Erlang's process not killed by the exit signal reasoned by kill

Yan Yan yan.beijing.china@REDACTED
Sat Oct 24 13:22:28 CEST 2009


I am extremely interested in Erlang. However, there is a quite confusing question in Joe's textbook "Programming Erlang, Software for a Concurrent World". I cannot figure it out so I am now sending you an email to talk about it.

(1)On Page 163,

Quote

If the reason is given as kill, then an untrappable exit signal will be sent.
An untrappable exit signal will always kill the process it is sent to, even
if it is a system process.

End quote

(2)On Page 169, 

Quote:

8> edemo1:start(true, {die,kill}).
Process b received {'EXIT',<0.73.0>,kill}
process b (<0.72.0>) is alive
process c (<0.73.0>) is dead
ok

End quote.

Here a and b are both system processes, while c is not. When c exits with the reason "kill" (not "killed"), it sends exit signal to b with the reason "kill". Therefore b should be killed and dead, but b is still alive here!

(I had thought it was only a small typo in the book. But then I tested by myself and got the same result: b received the exit signal with the reason "kill" and b was not killed but alive.)

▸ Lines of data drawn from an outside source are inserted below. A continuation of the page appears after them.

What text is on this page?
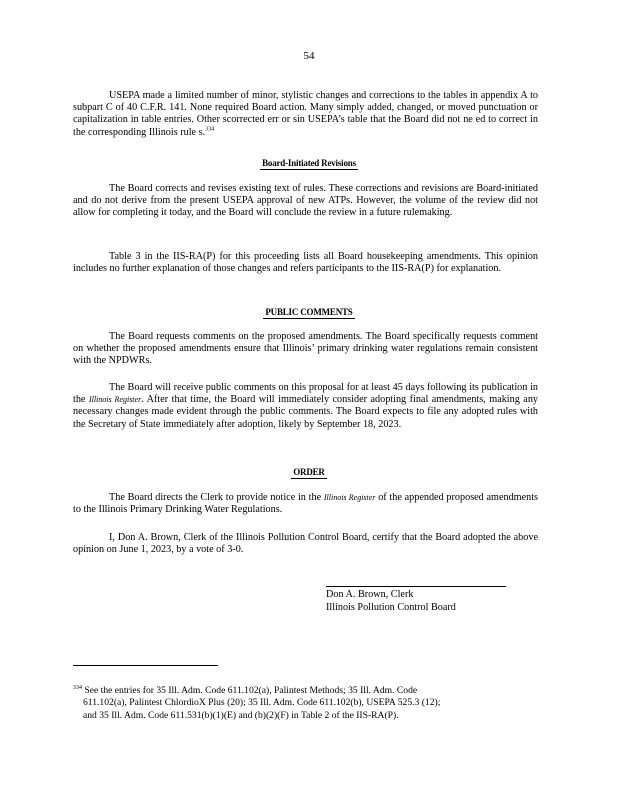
54
USEPA made a limited number of minor, stylistic changes and corrections to the tables in appendix A to subpart C of 40 C.F.R. 141. None required Board action. Many simply added, changed, or moved punctuation or capitalization in table entries. Other scorrected err or sin USEPA’s table that the Board did not ne ed to correct in the corresponding Illinois rule s.$^{334}$
Board-Initiated Revisions
The Board corrects and revises existing text of rules. These corrections and revisions are Board-initiated and do not derive from the present USEPA approval of new ATPs. However, the volume of the review did not allow for completing it today, and the Board will conclude the review in a future rulemaking.
Table 3 in the IIS-RA(P) for this proceeding lists all Board housekeeping amendments. This opinion includes no further explanation of those changes and refers participants to the IIS-RA(P) for explanation.
PUBLIC COMMENTS
The Board requests comments on the proposed amendments. The Board specifically requests comment on whether the proposed amendments ensure that Illinois’ primary drinking water regulations remain consistent with the NPDWRs.
The Board will receive public comments on this proposal for at least 45 days following its publication in the Illinois Register. After that time, the Board will immediately consider adopting final amendments, making any necessary changes made evident through the public comments. The Board expects to file any adopted rules with the Secretary of State immediately after adoption, likely by September 18, 2023.
ORDER
The Board directs the Clerk to provide notice in the Illinois Register of the appended proposed amendments to the Illinois Primary Drinking Water Regulations.
I, Don A. Brown, Clerk of the Illinois Pollution Control Board, certify that the Board adopted the above opinion on June 1, 2023, by a vote of 3-0.
Don A. Brown, Clerk
Illinois Pollution Control Board
$^{334}$ See the entries for 35 Ill. Adm. Code 611.102(a), Palintest Methods; 35 Ill. Adm. Code
611.102(a), Palintest ChlordioX Plus (20); 35 Ill. Adm. Code 611.102(b), USEPA 525.3 (12);
and 35 Ill. Adm. Code 611.531(b)(1)(E) and (b)(2)(F) in Table 2 of the IIS-RA(P).
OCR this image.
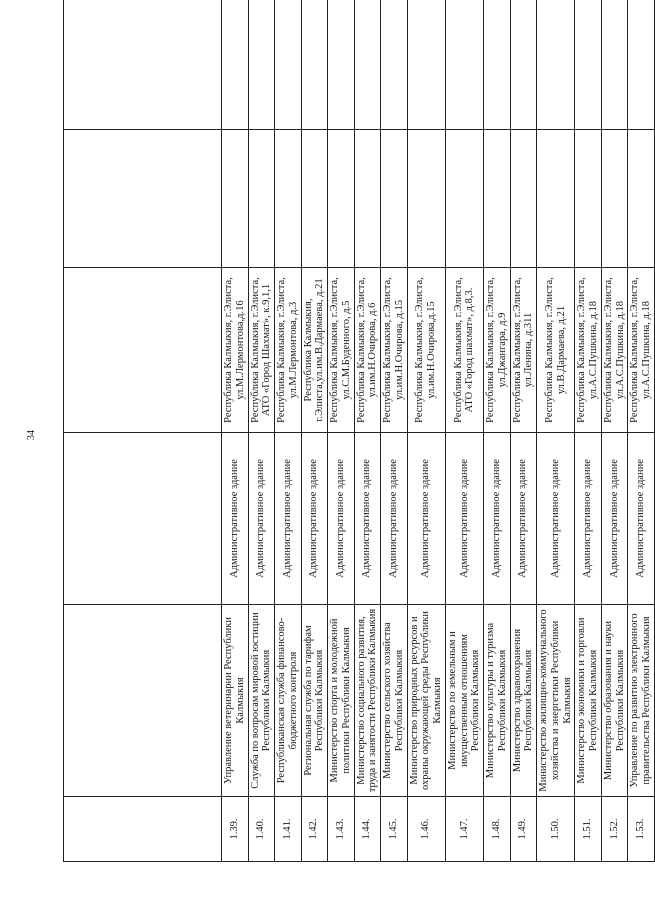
34

1.39.	Управление ветеринарии Республики Калмыкия	Административное здание	Республика Калмыкия, г.Элиста, ул.М.Лермонтова,д.16		
1.40.	Служба по вопросам мировой юстиции Республики Калмыкия	Административное здание	Республика Калмыкия, г.Элиста, АТО «Город Шахмат», к.9,1,1		
1.41.	Республиканская служба финансово-бюджетного контроля	Административное здание	Республика Калмыкия, г.Элиста, ул.М.Лермонтова, д.3		
1.42.	Региональная служба по тарифам Республики Калмыкия	Административное здание	Республика Калмыкия, г.Элиста,ул.им.В.Дармаева, д.21		
1.43.	Министерство спорта и молодежной политики Республики Калмыкия	Административное здание	Республика Калмыкия, г.Элиста, ул.С.М.Буденного, д.5		
1.44.	Министерство социального развития, труда и занятости Республики Калмыкия	Административное здание	Республика Калмыкия, г.Элиста, ул.им.Н.Очирова, д.6		
1.45.	Министерство сельского хозяйства Республики Калмыкия	Административное здание	Республика Калмыкия, г.Элиста, ул.им.Н.Очирова, д.15		
1.46.	Министерство природных ресурсов и охраны окружающей среды Республики Калмыкия	Административное здание	Республика Калмыкия, г.Элиста, ул.им.Н.Очирова,д.15		
1.47.	Министерство по земельным и имущественным отношениям Республики Калмыкия	Административное здание	Республика Калмыкия, г.Элиста, АТО «Город шахмат», д.8,3.		
1.48.	Министерство культуры и туризма Республики Калмыкия	Административное здание	Республика Калмыкия, г.Элиста, ул.Джангара, д.9		
1.49.	Министерство здравоохранения Республики Калмыкия	Административное здание	Республика Калмыкия, г.Элиста, ул.Ленина, д.311		
1.50.	Министерство жилищно-коммунального хозяйства и энергетики Республики Калмыкия	Административное здание	Республика Калмыкия, г.Элиста, ул.В.Дармаева, д.21		
1.51.	Министерство экономики и торговли Республики Калмыкия	Административное здание	Республика Калмыкия, г.Элиста, ул.А.С.Пушкина, д.18		
1.52.	Министерство образования и науки Республики Калмыкия	Административное здание	Республика Калмыкия, г.Элиста, ул.А.С.Пушкина, д.18		
1.53.	Управление по развитию электронного правительства Республики Калмыкия	Административное здание	Республика Калмыкия, г.Элиста, ул.А.С.Пушкина, д.18		
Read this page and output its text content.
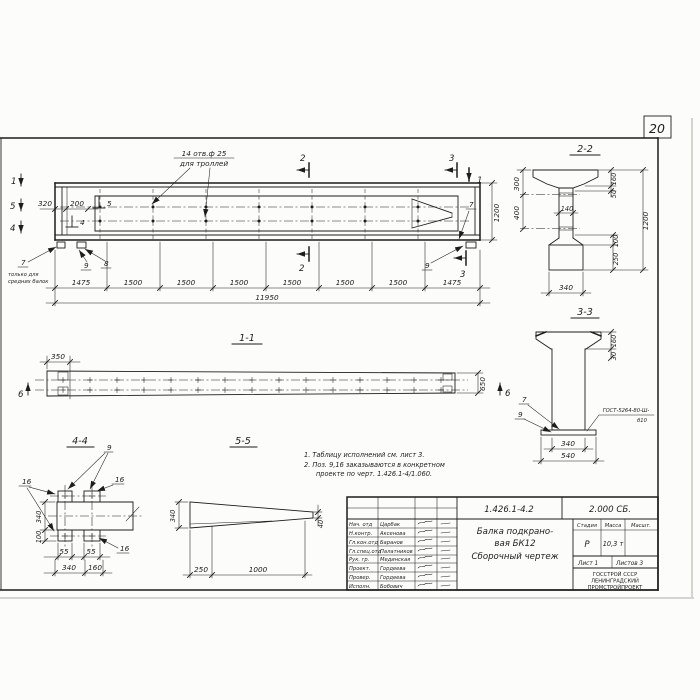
20
14 отв.ф 25
для троллей
1
5
4
5
4
2	3
1
2
3
7
только для
средних балок
9 8
7
9
320 200
1200
1475	1500	1500	1500	1500	1500	1500	1475
11950
2-2
300
400
160
50
1200
100
250
140
340
3-3
160
30
7
9	ГОСТ-5264-80-Ш-
б10
340
540
1-1
350
6	6
650
4-4
9
16	16
16
340
100
55 55
340 160
5-5
340
40
250	1000
1. Таблицу исполнений см. лист 3.
2. Поз. 9,16 заказываются в конкретном
проекте по черт. 1.426.1-4/1.060.
1.426.1-4.2	2.000 СБ.
Балка подкрано-
вая БК12
Сборочный чертеж
Стадия Масса Масшт.
Р 10,3 т
Лист 1	Листов 3
ГОССТРОЙ СССР
ЛЕНИНГРАДСКИЙ
ПРОМСТРОЙПРОЕКТ
Нач. отд Царбак
Н.контр. Аксенова
Гл.кон.отд Баранов
Гл.спец.отд
Палатников
Рук. гр. Мединская
Проект. Гордеева
Провер. Гордеева
Исполн. Бобович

Why is the system process b not killed by the exit signal with the reason "kill"?

P.S. interesting is that if the code exit(kill) in process c is changed to exit(B, kill), b is killed by that signal, which is not conflict with quote on Page 163. I have also tested that both exit(kill) and exit(B, kill) send the same exit signal ({'EXIT', c's Pid, kill}) to B.

Thanks a lot. It will be my honor if anyone can give me a reply and I am looking forward to it.